Inspection Results For:

There are  98 surveys for this facility. Please select a date to view the survey results.

Surveys don't appear on this website until at least 41 days have elapsed since the exit date of the survey.
PHOEBE BERKS HEALTH CARE CENTER, INC. - Inspection Results Scope of Citation
Number of Residents Affected
By Deficient Practice
Initial comments:
Based on a Revisit survey completed on November 21, 2025, regarding Phoebe Berks Health Care Center, it was determined that the facility failed to correct all the deficiencies identified during the survey of September 17, 2025, and continued to be in noncompliance with the following requirements of the 28 Pa. Code, Commonwealth of Pennsylvania Long Term Care Licensure Regulations.








 Plan of Correction:


§ 211.12(f.1)(3) LICENSURE Nursing services. :State only Deficiency.
(3) Effective July 1, 2024, a minimum of 1 nurse aide per 10 residents during the day, 1 nurse aide per 11 residents during the evening, and 1 nurse aide per 15 residents overnight.

Observations:
Based on a review of nursing time schedules, it was determined that the facility failed to meet the minimum nurse (NA) to resident ratios for two of 21 days reviewed.

Findings include:

Review of nursing schedules for 21 days from October 29, 2025, through November 18, 2025, revealed the following:

The facility failed to meet the minimum NA to resident ratio of one NA for 11 residents on the evening shift (3:00 p.m. to 11:00 p.m.) on November 8, 2025.

The facility failed to meet the minimum NA to resident ratio of one NA for 15 residents on the night shift (11:00 p.m. to 7:00 a.m.) on November 9, 2025.







 Plan of Correction - To be completed: 12/31/2025

Dates/shifts of non-compliance were
reviewed.
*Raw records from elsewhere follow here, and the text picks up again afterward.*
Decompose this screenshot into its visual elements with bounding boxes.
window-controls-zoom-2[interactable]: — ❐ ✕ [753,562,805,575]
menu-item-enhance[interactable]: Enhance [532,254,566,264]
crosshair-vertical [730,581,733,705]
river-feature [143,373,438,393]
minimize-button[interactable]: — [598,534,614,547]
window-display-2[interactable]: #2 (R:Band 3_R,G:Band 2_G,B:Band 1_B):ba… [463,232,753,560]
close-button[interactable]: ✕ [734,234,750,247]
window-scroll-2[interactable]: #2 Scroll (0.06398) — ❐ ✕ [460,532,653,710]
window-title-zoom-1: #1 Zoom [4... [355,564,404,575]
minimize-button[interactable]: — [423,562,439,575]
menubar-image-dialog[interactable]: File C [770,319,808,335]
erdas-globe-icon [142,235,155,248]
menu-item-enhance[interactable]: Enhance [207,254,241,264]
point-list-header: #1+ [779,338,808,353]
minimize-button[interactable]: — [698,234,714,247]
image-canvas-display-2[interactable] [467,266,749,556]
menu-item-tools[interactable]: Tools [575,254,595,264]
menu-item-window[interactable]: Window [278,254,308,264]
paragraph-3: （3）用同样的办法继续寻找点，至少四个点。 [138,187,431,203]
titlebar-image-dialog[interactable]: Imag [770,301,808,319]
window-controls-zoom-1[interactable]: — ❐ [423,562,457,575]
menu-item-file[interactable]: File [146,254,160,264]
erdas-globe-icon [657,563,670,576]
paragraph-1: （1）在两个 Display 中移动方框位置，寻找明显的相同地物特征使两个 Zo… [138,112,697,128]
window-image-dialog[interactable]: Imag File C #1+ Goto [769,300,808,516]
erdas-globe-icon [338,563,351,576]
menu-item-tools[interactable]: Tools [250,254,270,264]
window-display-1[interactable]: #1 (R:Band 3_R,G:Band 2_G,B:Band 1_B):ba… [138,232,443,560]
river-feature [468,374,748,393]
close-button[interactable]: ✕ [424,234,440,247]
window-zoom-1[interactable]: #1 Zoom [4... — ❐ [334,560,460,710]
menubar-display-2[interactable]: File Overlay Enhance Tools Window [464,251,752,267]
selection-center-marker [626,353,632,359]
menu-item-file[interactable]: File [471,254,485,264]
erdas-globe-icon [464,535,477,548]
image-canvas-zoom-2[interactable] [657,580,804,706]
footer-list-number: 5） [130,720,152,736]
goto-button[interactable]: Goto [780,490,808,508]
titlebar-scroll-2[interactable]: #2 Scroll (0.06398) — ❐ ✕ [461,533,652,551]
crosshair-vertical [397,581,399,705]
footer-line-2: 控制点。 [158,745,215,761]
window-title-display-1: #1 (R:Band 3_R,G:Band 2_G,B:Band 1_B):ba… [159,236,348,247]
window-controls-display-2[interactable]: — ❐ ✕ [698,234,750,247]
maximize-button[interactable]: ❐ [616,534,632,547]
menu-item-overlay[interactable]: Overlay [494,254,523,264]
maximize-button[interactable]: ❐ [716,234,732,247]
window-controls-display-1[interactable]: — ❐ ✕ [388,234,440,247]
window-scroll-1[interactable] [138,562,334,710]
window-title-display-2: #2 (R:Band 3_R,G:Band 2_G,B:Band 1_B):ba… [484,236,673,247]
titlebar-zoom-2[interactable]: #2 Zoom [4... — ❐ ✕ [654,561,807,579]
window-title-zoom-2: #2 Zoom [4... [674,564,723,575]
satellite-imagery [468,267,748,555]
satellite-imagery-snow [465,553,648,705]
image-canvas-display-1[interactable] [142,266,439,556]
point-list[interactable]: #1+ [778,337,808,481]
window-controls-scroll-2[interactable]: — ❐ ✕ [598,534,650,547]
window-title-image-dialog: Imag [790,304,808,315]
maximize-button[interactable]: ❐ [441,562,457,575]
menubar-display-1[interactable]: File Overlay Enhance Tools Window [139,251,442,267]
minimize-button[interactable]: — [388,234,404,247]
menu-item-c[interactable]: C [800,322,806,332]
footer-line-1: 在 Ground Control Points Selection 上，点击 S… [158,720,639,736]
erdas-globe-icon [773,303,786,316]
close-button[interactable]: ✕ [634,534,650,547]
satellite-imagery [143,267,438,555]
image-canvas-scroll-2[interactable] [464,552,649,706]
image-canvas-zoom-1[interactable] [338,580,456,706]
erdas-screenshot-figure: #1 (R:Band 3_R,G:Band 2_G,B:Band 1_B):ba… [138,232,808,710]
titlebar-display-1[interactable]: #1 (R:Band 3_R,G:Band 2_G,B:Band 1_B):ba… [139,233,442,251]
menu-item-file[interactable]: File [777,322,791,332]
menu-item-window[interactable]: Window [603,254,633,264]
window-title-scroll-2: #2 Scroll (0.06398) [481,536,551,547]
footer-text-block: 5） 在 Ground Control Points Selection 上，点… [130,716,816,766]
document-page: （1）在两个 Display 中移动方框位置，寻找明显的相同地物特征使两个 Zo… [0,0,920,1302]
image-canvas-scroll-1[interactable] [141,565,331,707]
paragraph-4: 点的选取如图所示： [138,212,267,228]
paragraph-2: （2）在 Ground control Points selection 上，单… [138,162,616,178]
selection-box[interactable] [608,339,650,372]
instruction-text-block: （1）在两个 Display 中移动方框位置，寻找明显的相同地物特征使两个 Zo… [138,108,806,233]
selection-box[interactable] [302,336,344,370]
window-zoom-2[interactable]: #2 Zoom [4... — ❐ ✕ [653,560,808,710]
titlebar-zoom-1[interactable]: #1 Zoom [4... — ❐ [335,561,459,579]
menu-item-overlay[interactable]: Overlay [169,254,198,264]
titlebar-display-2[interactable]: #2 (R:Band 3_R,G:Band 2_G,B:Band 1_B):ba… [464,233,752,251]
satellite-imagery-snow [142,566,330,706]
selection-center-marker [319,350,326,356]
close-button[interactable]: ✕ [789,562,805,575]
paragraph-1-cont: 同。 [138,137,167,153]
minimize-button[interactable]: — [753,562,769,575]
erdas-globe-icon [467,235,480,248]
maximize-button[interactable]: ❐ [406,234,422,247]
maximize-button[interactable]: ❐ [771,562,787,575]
No adverse reactions and/or
injurious events to residents
occurred on the dates in question.

The overall PPD maintained at or well
above regulated levels.

On 12/4/25, the NHA, D.O.N. and scheduler reviewed the budgeted staffing
template, and the allotted nursing
hours, to ensure appropriate ratios
are budgeted and retained. No
deviance was found related to the
budget and ratios.

The facility's master schedule has
always included the required ratios.

Bi-weekly recruitment calls with
recruiter will continue to
ensure vacant positions are posted
and advertised.

Call-offs are routinely monitored and
addressed, as needed, per facility
attendance policy.

Director of Nursing and/or designee
will re-educate/in-service RN
Supervisors on the following:
1.posted staffing schedules
2 the process of posting shifts on primary and secondary nursing agencies for PRN shifts.
(previously 1 nursing agency)
3. All licensed nurses can perform
direct care to supplement NA hours.

All open shifts are posted 6-8 weeks in
advance for PRN/FT/PT staff to sign-up
for the open shifts.

On-call RN Supervisory coverage is
in place and is utilized when
warranted.

The current census, pending
discharges, patient referrals and
staffing are reviewed/discussed each
weekday morning and afternoon
with the NHA, D.O.N., nurse scheduler
present.

The ability to accept/decline
admissions is discussed among the
NHA, DON, and scheduler M-F in the morning and afternoon, as it relates to staffing and/or census changes. Weekend staffing is reviewed on a Friday.